Bisher hätten resistente Erreger aus der Tierhaltung in Krankenhäusern wenig Schaden angerichtet, da diese zwar unempfindlich gegen Antibiotika aus der Tierhaltung, nicht aber gegen solche aus der Humanmedizin seien.

München (csr-news) – Deutschland hinkt im Kampf gegen multiresistente Keime den Niederlanden hinterher. „Das ist eine gesamtgesellschaftliche Aufgabe“, sagt der Mikrobiologe Professor Alex Friedrich von der Universität Groningen der Süddeutschen Zeitung (SZ, Freitagsausgabe). Ein Teil des Problems sei der demografische Wandel: eine alternde Bevölkerung brauche mehr Medikamente.

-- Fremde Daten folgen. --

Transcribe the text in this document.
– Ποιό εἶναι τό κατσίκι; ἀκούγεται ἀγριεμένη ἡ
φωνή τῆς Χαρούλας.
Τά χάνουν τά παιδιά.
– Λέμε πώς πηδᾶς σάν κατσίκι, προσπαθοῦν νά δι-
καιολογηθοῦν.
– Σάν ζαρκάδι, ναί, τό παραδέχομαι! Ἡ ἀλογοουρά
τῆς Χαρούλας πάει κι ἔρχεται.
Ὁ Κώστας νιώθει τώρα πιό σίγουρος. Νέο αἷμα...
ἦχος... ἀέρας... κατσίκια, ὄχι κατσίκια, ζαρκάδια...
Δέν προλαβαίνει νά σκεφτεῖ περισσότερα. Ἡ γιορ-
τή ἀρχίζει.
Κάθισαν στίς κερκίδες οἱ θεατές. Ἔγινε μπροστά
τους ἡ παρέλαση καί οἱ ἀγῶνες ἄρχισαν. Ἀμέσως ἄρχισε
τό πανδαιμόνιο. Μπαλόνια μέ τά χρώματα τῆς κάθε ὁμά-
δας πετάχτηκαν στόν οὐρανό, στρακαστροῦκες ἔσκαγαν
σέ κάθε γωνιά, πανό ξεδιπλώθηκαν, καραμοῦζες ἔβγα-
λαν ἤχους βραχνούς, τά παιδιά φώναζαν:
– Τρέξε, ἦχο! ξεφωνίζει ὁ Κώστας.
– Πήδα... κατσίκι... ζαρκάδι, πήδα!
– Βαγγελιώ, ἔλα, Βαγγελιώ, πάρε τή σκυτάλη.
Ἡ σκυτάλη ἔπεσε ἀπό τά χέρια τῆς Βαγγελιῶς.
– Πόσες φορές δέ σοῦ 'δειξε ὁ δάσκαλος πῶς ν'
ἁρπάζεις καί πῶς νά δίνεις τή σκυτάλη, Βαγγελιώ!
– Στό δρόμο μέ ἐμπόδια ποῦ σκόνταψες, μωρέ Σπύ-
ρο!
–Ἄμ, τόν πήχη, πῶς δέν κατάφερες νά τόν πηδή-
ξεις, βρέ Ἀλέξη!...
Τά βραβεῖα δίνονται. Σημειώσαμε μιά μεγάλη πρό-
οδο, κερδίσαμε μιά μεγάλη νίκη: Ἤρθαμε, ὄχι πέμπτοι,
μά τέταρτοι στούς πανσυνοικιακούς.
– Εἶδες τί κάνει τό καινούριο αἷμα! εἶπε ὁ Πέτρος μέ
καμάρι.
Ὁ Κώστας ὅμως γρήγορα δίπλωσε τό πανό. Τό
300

Risiken für die Entstehen multiresistenter Erreger wie des Methicillin-resistenten Staphylococcus aureus (MRSA) seien aber auch eine mit Antibiotika um sich werfende „Konsum-Medizin“ sowie der Antibiotika-Einsatz in der Tiermast. Bisher hätten resistente Erreger aus der Tierhaltung in Krankenhäusern wenig Schaden angerichtet, da diese zwar unempfindlich gegen Antibiotika aus der Tierhaltung, nicht aber gegen solche aus der Humanmedizin seien. „Wenn man allerdings wartet, bis zum Beispiel MRSA aus der Tierhaltung sich so lange unter Menschen ausbreiten, dass die auch noch resistent gegen Krankenhaus-Antibiotika werden, dann hat man ein Problem“, sagt Friedrich der SZ.